En ce qui concerne les points de consensus, je partage globalement l'analyse de la Cour des comptes sur le niveau des dépenses locales et sur leur évolution. Il y a notamment eu toute une série de transferts de compétences ou de modifications structurelles de l'organisation, qu'il convient de souligner.
Le premier constat partagé est lié à l'augmentation des ratios d'autonomie financière et à la diminution des ratios d'autonomie fiscale. C'est un point clé. Les ratios d'autonomie financière, c'est un problème de dénominateur : la réduction drastique de la dotation globale de fonctionnement (DGF) augmente l'autonomie financière. Mais le fond du sujet, qui doit conduire notre réflexion, c'est la diminution de l'autonomie fiscale. François Rebsamen l'a rappelé, c'est un vieux rêve pour un certain nombre de ministères... Pour autant, il s'agit d'un point essentiel dans la construction même de la décentralisation et dans la façon de faire vivre une République décentralisée.
Au-delà de l'aspect technique du ratio entre autonomie financière et autonomie fiscale se pose une question politique : la capacité du bloc communal ou des élus locaux à infléchir les politiques publiques et à appeler l'impôt pour mettre en oeuvre les choix opérés. On nous oppose parfois le modèle allemand, qui est un modèle par dotation. Mais je rappelle que la chambre haute allemande ne joue pas le même rôle sur la question de la visibilité des dépenses ni en matière de cadrage des finances publiques locales. Il est essentiel pour nous de redonner une forme d'autonomie fiscale aux collectivités locales.
Le deuxième point de consensus extrêmement important est la visibilité. Les collectivités du bloc communal ont cette particularité de porter à la fois les services publics du quotidien et 70 % des investissements publics : écoles, routes, réseaux d'eau et d'assainissement, transports en commun, etc. La plupart de ces investissements ont pour caractéristique de nécessiter du temps long. Or, quels que soient les gouvernements, nous apprenons toujours au dernier moment - à la fin du mois de décembre - comment vont évoluer les finances l'année suivante, au 1er janvier... Cette dissymétrie temporelle pose un problème majeur.

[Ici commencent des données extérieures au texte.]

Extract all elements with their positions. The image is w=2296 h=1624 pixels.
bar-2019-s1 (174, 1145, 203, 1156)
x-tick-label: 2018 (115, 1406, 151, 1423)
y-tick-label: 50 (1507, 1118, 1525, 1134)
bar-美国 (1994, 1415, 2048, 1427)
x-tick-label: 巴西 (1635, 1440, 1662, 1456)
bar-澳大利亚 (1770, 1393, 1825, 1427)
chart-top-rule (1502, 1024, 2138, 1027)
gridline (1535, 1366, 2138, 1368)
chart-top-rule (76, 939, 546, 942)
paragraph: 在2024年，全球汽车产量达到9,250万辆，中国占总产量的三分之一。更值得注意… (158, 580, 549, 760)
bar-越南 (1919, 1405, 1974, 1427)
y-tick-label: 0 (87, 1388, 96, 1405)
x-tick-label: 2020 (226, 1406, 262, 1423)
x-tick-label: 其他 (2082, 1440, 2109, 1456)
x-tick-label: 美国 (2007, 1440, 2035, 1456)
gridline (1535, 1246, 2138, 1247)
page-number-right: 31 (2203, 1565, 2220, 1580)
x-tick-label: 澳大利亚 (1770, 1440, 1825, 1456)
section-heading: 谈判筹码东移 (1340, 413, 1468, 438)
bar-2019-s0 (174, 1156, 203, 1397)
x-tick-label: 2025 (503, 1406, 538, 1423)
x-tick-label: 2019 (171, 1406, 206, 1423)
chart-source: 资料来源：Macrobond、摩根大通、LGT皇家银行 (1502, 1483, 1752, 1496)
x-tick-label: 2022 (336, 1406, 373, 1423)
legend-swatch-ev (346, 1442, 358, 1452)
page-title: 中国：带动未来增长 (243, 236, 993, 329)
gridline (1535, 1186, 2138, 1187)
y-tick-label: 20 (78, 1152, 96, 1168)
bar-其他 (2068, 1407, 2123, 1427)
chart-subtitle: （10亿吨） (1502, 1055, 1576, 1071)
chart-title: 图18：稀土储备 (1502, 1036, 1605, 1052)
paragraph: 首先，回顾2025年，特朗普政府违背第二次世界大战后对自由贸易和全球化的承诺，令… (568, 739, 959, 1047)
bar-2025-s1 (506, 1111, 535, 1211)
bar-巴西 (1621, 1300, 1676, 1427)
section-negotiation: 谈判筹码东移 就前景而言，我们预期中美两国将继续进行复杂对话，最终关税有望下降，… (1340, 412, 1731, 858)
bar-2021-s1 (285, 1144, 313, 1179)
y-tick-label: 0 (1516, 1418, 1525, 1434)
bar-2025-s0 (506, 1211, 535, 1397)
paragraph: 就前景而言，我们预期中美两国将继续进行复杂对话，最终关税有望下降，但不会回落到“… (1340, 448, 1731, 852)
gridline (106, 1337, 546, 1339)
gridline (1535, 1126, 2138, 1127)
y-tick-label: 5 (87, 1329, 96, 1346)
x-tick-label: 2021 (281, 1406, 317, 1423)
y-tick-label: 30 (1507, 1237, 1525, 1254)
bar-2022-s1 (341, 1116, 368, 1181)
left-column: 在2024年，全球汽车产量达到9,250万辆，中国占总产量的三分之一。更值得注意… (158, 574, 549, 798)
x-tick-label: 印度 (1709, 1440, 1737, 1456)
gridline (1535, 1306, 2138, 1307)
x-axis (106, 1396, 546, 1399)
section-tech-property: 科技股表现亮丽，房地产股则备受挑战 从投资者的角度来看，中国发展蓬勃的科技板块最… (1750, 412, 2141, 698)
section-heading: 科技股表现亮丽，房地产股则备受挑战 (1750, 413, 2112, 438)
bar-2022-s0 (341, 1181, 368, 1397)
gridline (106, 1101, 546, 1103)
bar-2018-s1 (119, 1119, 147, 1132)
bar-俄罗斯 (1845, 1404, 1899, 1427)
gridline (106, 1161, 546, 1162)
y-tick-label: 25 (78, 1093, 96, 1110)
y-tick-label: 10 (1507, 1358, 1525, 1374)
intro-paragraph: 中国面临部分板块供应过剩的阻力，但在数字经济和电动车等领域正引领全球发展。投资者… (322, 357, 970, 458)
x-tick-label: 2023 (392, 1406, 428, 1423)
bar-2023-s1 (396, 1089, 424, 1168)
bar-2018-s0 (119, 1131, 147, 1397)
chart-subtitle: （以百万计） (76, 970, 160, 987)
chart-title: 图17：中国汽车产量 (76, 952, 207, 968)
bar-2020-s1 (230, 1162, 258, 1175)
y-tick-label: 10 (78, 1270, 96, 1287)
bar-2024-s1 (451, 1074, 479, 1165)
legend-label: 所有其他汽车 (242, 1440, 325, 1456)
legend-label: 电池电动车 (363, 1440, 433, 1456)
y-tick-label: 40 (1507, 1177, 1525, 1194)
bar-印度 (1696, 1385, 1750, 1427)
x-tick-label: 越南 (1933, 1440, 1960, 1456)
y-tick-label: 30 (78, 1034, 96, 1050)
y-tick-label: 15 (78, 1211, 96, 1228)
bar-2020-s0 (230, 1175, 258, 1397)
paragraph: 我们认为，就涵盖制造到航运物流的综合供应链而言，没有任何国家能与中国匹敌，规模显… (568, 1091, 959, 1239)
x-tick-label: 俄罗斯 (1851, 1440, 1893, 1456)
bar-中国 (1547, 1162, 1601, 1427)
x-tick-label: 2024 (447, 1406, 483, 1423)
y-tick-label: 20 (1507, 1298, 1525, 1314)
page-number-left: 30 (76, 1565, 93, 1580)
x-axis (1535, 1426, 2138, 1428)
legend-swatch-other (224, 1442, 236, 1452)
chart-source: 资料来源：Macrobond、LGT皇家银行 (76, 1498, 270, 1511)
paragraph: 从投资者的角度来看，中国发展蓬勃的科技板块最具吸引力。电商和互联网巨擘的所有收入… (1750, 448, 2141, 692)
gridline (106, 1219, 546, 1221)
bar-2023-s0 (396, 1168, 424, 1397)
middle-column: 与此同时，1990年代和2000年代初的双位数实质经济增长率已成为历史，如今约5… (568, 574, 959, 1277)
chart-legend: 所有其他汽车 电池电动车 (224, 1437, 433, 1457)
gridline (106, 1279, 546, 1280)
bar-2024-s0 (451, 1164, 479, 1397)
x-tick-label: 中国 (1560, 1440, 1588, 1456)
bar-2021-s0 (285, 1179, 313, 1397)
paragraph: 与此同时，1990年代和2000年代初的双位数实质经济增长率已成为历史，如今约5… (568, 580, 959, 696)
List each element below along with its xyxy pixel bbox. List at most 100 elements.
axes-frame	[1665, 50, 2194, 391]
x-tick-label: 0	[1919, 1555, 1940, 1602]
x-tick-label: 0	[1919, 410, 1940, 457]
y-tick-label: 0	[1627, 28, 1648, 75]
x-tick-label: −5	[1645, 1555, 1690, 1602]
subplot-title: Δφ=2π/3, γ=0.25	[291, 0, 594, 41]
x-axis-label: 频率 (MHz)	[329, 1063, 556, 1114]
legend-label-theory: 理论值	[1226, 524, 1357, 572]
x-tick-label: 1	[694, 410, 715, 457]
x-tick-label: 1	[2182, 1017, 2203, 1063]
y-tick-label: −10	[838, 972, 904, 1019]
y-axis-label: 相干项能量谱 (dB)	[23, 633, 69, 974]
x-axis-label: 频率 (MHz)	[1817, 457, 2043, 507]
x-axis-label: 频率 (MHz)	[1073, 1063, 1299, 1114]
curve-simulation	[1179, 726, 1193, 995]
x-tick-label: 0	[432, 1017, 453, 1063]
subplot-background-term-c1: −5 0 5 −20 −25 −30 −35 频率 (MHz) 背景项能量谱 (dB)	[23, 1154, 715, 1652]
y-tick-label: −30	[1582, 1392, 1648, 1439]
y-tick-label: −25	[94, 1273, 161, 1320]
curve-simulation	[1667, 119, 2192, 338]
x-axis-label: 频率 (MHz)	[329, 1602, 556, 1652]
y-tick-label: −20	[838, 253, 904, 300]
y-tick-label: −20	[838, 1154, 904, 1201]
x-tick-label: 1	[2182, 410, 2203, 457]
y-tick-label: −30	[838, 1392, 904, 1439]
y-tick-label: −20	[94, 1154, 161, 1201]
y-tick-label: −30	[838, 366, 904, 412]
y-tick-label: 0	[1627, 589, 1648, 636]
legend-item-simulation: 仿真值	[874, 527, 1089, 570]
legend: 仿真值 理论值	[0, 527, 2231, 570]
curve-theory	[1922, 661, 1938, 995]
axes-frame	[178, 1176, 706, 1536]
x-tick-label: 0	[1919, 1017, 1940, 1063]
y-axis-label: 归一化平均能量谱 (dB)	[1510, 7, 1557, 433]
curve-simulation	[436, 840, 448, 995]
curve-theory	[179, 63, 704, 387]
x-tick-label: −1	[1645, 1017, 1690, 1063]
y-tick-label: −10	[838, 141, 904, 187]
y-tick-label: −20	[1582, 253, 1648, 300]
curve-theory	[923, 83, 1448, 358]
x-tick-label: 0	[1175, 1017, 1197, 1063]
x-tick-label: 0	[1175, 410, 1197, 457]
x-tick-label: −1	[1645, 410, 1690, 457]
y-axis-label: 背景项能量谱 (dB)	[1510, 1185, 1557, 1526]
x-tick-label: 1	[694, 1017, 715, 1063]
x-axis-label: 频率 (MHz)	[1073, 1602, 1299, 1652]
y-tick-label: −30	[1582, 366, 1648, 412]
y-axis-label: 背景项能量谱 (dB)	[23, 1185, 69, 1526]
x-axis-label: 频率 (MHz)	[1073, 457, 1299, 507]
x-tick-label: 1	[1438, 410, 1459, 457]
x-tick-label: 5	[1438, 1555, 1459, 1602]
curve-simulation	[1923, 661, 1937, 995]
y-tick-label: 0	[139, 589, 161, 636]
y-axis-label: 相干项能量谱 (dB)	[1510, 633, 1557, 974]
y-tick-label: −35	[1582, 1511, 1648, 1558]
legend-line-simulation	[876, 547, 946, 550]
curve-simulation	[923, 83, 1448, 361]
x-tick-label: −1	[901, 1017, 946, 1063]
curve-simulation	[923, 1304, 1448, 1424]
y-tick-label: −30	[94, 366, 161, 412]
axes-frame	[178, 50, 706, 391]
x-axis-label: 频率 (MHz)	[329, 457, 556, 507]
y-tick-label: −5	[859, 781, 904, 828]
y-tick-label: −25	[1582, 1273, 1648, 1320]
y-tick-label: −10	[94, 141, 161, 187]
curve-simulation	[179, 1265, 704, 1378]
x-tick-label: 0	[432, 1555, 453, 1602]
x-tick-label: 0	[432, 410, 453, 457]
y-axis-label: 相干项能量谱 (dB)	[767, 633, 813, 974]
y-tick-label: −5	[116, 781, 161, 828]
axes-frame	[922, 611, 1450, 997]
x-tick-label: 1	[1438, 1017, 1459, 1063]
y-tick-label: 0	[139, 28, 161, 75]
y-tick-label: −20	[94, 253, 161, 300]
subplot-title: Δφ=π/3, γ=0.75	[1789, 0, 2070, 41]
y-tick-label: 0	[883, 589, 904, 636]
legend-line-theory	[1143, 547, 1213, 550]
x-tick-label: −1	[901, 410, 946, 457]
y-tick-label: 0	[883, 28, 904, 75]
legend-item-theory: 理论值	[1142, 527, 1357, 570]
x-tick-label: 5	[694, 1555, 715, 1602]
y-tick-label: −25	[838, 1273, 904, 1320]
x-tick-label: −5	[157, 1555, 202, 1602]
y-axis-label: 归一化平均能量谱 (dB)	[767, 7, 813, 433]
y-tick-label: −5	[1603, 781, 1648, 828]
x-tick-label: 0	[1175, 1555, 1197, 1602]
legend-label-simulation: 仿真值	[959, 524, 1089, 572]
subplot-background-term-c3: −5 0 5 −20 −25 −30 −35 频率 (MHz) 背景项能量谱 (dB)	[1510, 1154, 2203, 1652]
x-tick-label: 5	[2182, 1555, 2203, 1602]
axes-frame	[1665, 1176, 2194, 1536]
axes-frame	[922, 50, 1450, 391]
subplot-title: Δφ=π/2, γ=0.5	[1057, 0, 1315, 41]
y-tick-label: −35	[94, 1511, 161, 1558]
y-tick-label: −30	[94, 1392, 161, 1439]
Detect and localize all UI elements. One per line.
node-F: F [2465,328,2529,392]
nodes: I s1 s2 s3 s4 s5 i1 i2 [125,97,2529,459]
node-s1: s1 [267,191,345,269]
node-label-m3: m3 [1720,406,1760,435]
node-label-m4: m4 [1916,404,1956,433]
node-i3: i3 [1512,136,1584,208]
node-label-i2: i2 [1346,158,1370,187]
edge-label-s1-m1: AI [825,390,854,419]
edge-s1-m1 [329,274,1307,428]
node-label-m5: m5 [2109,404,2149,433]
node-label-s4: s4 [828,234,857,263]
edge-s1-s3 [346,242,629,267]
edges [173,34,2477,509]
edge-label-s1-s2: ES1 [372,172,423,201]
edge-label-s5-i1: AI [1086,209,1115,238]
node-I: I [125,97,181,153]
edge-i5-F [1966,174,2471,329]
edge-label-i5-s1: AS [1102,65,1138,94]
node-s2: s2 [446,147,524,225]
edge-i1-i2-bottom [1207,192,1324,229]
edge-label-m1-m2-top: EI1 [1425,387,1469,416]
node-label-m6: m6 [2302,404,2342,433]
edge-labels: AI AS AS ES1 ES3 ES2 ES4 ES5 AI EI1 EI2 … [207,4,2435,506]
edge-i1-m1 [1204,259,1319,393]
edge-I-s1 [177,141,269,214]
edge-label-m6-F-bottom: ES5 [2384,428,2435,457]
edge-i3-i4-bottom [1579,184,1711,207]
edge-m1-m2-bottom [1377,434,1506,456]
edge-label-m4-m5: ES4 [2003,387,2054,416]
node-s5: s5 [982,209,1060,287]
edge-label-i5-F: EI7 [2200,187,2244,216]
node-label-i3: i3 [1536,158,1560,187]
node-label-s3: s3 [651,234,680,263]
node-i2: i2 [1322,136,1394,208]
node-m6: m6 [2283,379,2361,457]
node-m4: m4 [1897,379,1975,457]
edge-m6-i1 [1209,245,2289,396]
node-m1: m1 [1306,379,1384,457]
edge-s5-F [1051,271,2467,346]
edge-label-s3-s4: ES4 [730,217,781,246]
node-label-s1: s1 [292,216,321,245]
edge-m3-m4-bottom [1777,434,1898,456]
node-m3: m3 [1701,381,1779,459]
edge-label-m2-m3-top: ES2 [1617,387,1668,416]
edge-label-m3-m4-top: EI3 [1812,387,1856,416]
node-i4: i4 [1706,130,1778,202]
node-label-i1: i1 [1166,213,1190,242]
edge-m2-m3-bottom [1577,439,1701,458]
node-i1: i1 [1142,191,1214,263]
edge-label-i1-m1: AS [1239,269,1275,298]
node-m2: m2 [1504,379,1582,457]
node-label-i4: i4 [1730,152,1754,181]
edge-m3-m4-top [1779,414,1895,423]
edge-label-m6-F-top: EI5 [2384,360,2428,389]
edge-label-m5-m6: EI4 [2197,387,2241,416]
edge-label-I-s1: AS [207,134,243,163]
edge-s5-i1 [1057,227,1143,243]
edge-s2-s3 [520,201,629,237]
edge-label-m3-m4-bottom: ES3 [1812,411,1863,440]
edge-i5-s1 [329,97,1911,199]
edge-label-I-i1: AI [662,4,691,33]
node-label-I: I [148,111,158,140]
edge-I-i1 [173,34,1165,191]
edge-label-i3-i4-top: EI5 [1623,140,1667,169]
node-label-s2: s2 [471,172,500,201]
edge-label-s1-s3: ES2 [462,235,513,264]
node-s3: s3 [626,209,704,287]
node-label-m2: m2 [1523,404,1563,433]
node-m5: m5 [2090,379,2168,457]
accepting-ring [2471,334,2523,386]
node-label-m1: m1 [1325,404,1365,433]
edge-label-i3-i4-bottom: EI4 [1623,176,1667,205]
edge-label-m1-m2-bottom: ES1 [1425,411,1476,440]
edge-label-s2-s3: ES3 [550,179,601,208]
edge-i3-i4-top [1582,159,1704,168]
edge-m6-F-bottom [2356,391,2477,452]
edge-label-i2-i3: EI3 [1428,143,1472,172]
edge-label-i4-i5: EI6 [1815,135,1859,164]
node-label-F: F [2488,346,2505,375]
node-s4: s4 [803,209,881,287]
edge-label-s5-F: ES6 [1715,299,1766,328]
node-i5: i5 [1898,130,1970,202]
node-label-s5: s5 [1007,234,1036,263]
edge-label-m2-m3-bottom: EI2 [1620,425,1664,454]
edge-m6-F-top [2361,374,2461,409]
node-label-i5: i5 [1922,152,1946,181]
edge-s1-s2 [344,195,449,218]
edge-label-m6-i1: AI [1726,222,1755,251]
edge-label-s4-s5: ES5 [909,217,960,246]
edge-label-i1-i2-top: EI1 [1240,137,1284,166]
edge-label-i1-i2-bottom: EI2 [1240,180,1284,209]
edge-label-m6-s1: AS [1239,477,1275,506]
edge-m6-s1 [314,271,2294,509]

Trois paramètres devraient fonder notre réflexion collective : la lisibilité - le fait que le système fiscal soit compréhensible par le contribuable est un enjeu démocratique -, la prévisibilité et la responsabilité. Comme l'AMF a eu l'occasion de le souligner à de très nombreuses reprises, on ne peut se satisfaire d'un système dans lequel celui qui décide ne finance pas, car cela entraîne une confusion démocratique.
La question de la responsabilité est politique et financière : politique parce qu'elle implique que le citoyen puisse identifier celui qui porte telle ou telle politique publique et financière car elle implique que dès lors qu'une politique a été transférée ou que des normes ont été imposées, celles-ci fassent l'objet pour leur mise en oeuvre d'un financement de celui qui a en a pris la décision. La responsabilité que j'invoque pour les collectivités locales, je la revendique aussi pour le Gouvernement. Tout cela pose la question du pilotage des finances publiques : nous appelons de nos voeux à la fois une loi de programmation dédiée aux collectivités locales et la création d'une instance de contrôle. Je partage les mêmes réserves que François Rebsamen sur les hautes autorités indépendantes, dont on ne sait finalement plus de qui elles sont l'émanation ni quelle est leur indépendance réelle. En revanche, j'ai confiance en une instance qui émanerait des élus de la République pour s'assurer de la qualité de la construction financière dans la relation entre les collectivités territoriales et l'échelon central.
Une telle instance pourrait résulter de la fusion du CFL et du Conseil national d'évaluation des normes (CNEN). Elle serait l'émanation des collectivités territoriales.